The finding is significant because such a drug could combat frailty, which often limits physical activities of older people.
The study, to be published in the April issue of the Journal of Clinical Endocrinology & Metabolism, says older adults have reduced growth hormone production as they age.
"As we age, decreased strength and physical agility trigger a cascade of events leading to loss of independence and disability," says study author Heidi K. White, MD, MHS, an associate professor of medicine at Duke. "By boosting the production of growth hormone, we may be able to slow this process and help people lead active lives longer."
The researchers studied 395 men and women ages 65 to 84 with mild functional limitations. Some took placebos, and others took one of four doses of a drug called capromorelin, developed by Pfizer.
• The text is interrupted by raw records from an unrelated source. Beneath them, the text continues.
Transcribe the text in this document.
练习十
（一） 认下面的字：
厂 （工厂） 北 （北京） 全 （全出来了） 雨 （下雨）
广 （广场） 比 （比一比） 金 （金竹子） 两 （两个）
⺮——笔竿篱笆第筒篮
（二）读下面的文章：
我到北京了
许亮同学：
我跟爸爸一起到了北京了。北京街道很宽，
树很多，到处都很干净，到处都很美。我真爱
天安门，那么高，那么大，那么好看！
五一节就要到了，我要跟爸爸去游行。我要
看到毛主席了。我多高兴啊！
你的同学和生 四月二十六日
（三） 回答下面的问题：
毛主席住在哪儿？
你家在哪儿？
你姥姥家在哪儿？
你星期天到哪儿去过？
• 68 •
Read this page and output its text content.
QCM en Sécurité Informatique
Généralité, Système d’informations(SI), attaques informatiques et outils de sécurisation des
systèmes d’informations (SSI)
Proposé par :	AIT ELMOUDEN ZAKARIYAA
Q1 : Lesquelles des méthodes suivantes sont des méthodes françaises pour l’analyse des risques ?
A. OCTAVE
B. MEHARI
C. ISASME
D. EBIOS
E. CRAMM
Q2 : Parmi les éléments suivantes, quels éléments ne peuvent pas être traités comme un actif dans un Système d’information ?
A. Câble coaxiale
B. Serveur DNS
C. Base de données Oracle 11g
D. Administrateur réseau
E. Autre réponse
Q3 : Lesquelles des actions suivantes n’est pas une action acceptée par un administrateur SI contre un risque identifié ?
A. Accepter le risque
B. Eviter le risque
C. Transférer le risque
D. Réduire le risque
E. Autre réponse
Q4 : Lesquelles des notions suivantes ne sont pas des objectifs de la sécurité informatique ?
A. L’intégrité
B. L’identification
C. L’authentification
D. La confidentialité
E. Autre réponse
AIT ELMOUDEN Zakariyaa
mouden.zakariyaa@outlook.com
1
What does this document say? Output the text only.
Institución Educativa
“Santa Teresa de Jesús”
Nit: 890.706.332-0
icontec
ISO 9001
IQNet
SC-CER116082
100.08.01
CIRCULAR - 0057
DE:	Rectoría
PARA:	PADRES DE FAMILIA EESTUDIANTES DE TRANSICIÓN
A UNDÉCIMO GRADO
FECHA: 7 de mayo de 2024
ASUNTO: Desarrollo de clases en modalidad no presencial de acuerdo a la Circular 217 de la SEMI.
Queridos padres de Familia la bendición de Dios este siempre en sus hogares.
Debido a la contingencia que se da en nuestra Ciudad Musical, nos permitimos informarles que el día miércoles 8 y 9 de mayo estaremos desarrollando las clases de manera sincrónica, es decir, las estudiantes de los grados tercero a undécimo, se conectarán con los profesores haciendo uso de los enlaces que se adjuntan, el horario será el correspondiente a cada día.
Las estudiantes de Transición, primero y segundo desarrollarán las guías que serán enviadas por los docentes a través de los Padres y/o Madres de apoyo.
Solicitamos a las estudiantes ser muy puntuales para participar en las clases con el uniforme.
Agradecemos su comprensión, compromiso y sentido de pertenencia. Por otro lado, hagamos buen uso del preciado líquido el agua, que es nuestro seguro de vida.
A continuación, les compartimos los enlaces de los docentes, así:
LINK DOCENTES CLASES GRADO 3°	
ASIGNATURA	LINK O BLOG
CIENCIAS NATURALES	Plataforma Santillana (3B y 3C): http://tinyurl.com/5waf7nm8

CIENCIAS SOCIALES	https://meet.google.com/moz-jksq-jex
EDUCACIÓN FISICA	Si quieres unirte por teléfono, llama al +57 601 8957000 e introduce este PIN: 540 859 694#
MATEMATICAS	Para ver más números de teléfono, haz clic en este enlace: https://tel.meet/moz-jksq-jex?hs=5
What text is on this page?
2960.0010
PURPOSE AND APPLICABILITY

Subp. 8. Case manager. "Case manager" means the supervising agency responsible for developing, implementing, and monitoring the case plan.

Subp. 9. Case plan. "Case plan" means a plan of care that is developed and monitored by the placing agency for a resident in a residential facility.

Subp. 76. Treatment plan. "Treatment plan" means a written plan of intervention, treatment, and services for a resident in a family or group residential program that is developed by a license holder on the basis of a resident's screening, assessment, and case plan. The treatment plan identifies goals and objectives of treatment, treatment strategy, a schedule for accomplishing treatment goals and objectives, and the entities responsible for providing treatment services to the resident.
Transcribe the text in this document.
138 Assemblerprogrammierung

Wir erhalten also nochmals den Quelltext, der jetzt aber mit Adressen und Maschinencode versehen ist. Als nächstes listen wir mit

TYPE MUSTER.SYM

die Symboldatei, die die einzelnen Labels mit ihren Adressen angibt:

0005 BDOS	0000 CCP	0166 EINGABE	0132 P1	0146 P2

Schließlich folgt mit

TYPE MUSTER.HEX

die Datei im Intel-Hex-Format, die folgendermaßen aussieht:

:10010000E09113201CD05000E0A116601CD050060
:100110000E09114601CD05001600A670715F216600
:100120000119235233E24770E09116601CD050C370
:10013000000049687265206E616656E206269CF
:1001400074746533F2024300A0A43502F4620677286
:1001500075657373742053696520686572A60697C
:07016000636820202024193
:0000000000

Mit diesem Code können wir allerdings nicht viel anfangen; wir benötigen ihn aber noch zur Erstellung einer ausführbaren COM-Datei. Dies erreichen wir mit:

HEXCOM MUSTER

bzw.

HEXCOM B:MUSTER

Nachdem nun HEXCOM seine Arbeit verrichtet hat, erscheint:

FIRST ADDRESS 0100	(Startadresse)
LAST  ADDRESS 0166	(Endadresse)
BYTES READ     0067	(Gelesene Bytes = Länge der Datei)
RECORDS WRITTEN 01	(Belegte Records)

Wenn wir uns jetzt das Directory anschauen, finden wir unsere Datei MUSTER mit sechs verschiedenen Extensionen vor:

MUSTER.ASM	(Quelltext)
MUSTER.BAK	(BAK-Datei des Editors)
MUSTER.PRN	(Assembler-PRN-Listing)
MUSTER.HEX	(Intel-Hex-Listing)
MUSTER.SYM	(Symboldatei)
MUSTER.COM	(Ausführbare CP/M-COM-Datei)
After a year, participants who took various doses of capromorelin increased growth hormone production, and researchers recorded increases in lean body mass and body weight. The researchers say the participants also registered improvements in two physical performance tests: stair climbing and heel-to-toe walking.
White describes the results as promising but "relatively mild" and says more research is needed. Researchers analyzed other studies that looked at the effect of exercise on older people, which also improved physical abilities.
White says capromorelin could be used in combination with exercise to improve physical capabilities of older people.
The scientists write that their work confirms previous research that found that growth hormones and its stimulators, including one called MK-677, also can strengthen older people.
The researchers report that participants taking capromorelin had bigger appetites, greater insomnia, fatigue, and slightly higher blood sugar.
The latest study was funded by Pfizer Global Research and Development. All of the researchers acknowledged receiving funds or having some other financial relationship with Pfizer, either currently or in the past.